German gardener, artist and botanist

Christian Schkuhr (14 May 1741, Pegau – 17 July 1811, Wittenberg) was a German gardener, artist and botanist.

He studied at the University of Wittenberg; while continuing to work as a gardener, he also became a master of design and engraving. An adherent of Linnaean taxonomy, he devoted himself to studying the flora of Wittenberg.

The genus Schkuhria was named after him by Conrad Moench (now considered synonymous with Sigesbeckia).
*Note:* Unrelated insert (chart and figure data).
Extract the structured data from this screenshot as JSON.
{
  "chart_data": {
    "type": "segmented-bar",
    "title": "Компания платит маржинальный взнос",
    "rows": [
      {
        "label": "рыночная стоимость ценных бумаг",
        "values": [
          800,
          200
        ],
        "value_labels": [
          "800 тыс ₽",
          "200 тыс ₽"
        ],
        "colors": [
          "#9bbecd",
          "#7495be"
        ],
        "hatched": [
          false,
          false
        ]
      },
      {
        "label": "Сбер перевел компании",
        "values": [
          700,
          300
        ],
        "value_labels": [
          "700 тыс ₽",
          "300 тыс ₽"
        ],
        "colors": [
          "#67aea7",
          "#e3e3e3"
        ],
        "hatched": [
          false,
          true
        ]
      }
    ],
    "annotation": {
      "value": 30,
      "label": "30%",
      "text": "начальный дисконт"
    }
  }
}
He is also commemorated with the genus Platyschkuhria (A.Gray) Rydb..

== Principal works ==
- Botanisches Handbuch der mehresten theils in Deutschland wildwachsenden : theils ausländischen in Deutschland unter freyem Himmel ausdauernden Gewächse, 1791 – Manual of botany.
- Beschreibung und Abbildung der Theils bekannten, Theils noch nicht beschriebenen Arten von Riedgräsern nach eigenen Beobachtungen und vergrösserter Darstellung der kleinsten Theile, 1801.
- Histoire des Carex ou laiches, contenant la description et les figures coloriées de toutes les espèces connues et d'un grand nombre d'espèces nouvelles. 1802 – Monograph on sedges, containing descriptions and colored figures of all known species and a large number of new species.
- Deutschlands kryptogamische Gewächse. 1804 German cryptogamic plants.